Diretor de WALL-E teve o crescimento da Amazon e da Apple como inspiração

Por Rafael Arbulu | 17 de Fevereiro de 2020 às 22h50

Andrew Stanton é uma lenda na Pixar: o diretor de WALL-E criou uma obra-prima que até hoje é referência no universo da animação cinematográfica. E olha que o filme saiu em junho de 2008. Falando ao podcast It Happened in Hollywood, do site Hollywood Reporter, Stanton detalhou um pouco mais sobre o que o levou a criar a película, inclusive creditando a Apple e a Amazon pela inspiração de toda a ambientação ecológica da narrativa do filme.

"Era uma coisa bem lógica na época...estamos falando de 2005 ou 2006, e isso me levou à toda a ciência por trás das escolhas ambientais e sociológicas que eu fiz”, ele explicou ao podcast. “Eu meio que fui na ideia do que estava acontecendo ao meu redor: a gente tinha entre duas e 12 caixas da Amazon chegando à minha porta, dia sim, dia não. Eu comecei a pensar ‘pra onde vai toda essa m****?”

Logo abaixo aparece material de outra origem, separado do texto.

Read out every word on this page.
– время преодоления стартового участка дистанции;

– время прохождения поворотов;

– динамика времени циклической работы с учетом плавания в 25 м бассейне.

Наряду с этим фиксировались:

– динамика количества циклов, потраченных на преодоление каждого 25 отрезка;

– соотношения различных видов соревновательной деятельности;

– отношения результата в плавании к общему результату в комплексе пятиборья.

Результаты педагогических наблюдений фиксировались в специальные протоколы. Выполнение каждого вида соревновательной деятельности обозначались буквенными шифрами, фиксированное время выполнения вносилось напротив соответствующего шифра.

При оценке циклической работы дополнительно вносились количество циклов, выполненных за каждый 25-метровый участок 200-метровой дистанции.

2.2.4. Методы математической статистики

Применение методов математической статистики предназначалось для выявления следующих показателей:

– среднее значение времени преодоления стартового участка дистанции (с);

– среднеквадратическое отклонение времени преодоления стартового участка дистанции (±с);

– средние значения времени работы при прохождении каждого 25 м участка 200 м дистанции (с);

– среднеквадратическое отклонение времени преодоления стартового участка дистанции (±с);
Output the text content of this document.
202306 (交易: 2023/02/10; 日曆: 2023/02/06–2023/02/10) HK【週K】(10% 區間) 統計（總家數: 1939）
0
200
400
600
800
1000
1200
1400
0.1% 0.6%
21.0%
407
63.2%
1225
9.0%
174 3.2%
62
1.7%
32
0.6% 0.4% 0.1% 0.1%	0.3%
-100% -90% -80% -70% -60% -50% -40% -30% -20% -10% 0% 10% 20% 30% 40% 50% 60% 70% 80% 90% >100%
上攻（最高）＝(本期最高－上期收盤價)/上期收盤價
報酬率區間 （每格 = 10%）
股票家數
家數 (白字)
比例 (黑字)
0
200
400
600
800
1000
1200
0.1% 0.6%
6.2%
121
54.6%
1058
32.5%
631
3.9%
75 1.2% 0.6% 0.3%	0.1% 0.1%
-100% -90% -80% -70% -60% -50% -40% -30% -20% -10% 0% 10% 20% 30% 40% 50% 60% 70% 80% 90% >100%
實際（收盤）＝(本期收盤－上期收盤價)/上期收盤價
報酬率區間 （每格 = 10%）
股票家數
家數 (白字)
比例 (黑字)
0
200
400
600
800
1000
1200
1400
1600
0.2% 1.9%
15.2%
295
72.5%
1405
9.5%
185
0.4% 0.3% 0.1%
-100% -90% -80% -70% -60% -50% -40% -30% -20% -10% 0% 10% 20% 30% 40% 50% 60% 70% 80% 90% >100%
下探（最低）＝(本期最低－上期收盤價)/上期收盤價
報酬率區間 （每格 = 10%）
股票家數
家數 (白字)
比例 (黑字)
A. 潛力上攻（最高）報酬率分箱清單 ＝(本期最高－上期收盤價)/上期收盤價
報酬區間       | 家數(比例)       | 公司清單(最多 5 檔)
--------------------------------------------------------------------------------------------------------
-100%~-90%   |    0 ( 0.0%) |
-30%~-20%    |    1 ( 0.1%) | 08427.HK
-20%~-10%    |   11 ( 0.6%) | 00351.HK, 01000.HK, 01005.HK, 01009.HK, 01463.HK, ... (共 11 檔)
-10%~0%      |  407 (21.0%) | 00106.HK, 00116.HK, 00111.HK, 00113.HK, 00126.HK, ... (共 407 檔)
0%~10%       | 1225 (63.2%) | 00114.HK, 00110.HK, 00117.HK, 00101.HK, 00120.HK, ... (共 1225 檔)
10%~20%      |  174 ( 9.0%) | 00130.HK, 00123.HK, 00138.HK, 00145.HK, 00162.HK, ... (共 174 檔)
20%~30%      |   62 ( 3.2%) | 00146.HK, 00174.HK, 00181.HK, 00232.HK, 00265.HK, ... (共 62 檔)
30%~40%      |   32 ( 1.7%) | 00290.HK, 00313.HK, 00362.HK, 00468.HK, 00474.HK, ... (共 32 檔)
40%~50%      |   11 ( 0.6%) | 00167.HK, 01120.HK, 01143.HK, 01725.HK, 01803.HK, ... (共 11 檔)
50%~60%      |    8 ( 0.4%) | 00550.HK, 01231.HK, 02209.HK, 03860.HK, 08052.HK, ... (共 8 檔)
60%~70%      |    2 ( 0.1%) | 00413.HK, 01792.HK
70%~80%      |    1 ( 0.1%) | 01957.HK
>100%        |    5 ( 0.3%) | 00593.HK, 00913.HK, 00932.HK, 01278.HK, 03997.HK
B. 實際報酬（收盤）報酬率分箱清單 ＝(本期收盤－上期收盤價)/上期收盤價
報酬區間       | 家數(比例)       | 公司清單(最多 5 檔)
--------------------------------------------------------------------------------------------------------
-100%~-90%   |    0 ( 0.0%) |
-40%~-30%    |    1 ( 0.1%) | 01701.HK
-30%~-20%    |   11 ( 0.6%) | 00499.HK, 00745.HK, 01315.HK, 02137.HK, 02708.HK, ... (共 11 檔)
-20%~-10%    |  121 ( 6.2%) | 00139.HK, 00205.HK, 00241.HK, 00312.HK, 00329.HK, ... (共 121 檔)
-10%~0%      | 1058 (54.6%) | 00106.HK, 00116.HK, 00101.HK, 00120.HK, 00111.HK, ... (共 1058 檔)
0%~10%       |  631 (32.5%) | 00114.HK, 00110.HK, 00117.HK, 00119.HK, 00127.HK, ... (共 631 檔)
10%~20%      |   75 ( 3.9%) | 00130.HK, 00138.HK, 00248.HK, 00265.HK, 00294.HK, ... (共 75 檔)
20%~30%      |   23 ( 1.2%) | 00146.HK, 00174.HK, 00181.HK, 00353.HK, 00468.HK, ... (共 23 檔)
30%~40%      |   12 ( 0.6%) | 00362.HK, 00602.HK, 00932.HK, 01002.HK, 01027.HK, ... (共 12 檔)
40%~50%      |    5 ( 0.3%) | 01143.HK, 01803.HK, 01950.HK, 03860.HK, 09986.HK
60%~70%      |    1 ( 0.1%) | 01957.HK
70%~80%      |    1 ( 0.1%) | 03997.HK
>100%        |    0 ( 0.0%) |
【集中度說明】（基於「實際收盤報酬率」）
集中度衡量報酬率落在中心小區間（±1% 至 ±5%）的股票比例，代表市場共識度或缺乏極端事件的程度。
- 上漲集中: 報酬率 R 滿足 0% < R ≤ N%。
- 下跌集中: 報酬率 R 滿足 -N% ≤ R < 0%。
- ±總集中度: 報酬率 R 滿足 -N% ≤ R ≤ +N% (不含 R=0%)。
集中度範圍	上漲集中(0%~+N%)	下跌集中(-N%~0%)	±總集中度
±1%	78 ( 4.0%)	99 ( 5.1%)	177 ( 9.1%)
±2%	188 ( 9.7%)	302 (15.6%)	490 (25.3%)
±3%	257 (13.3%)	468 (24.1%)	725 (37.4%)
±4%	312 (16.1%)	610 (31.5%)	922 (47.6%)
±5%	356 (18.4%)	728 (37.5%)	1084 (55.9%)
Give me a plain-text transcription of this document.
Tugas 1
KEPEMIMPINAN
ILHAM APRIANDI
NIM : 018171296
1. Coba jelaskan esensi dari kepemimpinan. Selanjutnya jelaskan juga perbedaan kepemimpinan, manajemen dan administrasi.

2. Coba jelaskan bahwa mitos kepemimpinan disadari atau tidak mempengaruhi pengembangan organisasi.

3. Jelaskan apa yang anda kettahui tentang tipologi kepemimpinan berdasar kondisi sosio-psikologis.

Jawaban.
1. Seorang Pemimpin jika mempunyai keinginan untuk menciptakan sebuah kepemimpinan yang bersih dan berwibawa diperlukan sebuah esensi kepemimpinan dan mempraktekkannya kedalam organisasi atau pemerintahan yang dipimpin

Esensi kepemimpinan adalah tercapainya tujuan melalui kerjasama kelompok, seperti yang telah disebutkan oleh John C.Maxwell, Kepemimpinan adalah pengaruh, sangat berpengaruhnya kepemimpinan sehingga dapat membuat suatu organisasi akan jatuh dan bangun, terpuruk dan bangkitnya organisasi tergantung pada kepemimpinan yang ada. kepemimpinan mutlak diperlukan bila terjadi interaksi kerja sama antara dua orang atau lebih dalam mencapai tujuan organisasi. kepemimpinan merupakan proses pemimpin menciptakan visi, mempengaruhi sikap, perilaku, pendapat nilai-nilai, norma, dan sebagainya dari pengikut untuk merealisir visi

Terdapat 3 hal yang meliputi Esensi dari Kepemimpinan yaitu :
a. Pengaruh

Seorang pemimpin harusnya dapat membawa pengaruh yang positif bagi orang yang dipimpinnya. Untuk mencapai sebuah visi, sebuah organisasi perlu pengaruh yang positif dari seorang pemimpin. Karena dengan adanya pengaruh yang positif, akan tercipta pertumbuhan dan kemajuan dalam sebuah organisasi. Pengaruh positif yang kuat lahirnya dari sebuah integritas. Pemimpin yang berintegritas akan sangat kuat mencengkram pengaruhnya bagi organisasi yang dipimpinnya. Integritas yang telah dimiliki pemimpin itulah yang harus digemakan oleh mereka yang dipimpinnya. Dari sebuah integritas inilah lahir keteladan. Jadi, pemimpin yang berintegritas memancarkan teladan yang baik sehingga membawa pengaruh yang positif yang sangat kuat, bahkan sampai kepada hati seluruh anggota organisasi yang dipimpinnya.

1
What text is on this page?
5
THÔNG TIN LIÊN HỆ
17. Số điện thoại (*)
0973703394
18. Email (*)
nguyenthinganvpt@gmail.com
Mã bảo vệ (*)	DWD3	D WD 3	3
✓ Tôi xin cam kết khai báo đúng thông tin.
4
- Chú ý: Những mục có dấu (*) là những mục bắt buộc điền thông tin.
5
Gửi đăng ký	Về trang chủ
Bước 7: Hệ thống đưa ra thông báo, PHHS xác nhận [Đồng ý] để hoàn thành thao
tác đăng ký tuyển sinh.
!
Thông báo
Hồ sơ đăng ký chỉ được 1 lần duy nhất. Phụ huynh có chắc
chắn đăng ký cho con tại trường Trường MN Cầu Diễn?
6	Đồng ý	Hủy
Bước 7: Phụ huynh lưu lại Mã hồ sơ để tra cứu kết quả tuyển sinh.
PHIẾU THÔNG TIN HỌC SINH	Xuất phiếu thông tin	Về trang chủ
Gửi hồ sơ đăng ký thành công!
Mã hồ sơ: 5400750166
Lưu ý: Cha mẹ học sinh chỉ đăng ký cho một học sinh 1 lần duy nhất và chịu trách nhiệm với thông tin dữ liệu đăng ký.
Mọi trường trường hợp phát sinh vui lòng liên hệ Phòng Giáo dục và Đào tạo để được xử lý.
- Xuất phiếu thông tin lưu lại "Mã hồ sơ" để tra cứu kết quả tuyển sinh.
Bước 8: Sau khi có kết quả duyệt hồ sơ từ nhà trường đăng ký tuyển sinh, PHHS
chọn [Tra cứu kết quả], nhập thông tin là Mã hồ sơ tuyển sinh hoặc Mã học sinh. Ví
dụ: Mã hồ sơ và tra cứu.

Para quem não teve a oportunidade de assistí-la, WALL-E é uma animação criada pela Pixar (o mesmo estúdio por trás de Toy Story) que conta a história do último robô na Terra no futuro distante, no filme retratado como um planeta devastado por questões ambientais pertinentes ao consumo excessivo da raça humana — raça esta que ascendeu ao espaço, enveredada em tecnologia de última geração. O robô que dá nome ao filme é uma das máquinas coletoras de lixo que ficaram no planeta, no intuito de, talvez, um dia, torná-lo habitável de novo. É uma analogia bem forte sobre o desperdício e seu impacto no meio ambiente, bem como o quanto o consumo tecnológico em excesso nos priva de relações humanas.

Sobre esse último ponto, aliás, Stanton também tirou inspiração em outra grande empresa: “O iPhone saiu em 2006 [nota lateral: na verdade, o iPhone original chegou em 2007], dois anos antes do filme sair. Eu fui literalmente uma das primeiras pessoas a ter um iPhone antes de ele chegar para o mundo oficialmente por que o Steve [Jobs] era o nosso chefe. Eu comecei a brincar com ele e comecei a pensar ‘Por que isso é tão familiar? Isso é basicamente o futuro e não deveria haver nada nesse aparelho que fosse familiar’. Era a sua capacidade viciante”, Stanton se recorda.

Steve Jobs, dentro de um momento em que deixou a Apple, adquiriu a divisão de computação gráfica da Lucasfilme, renomeou-a "Pixar Animation Studios" e trabalhou como seu CEO até a aquisição da empresa pela Disney, em 2006.

O iPhone original (chamado depois de "iPhone 2G") e Steve Jobs, falecido CEO da Apple e ex-CEO da Pixar: caráter viciante do então mais avançado smartphone do mundo inspirou aspectos que levaram à criação da animação WALL-E, uma das mais celebradas da Pixar

De fato, uma boa parte do filme mostra como os humanos do futuro sequer andam com as próprias pernas, se locomovendo por meio de cadeiras e conversando entre si por visores do que hoje se convém chamar de “realidade aumentada”. Uma seção específica mostra como os humanos reagem com estranheza ao terem que interagir com outros pessoalmente, no famoso “olho-no-olho”.

Outras anedotas interessantes de Stanton: o visual do robô WALL-E veio de uma partida de beisebol em que ele estava com dificuldades de ver uma jogada em particular, então colocou um binóculo em cima de uma caixa. Isso levou à aparência “zoiúda e quadrada” do protagonista.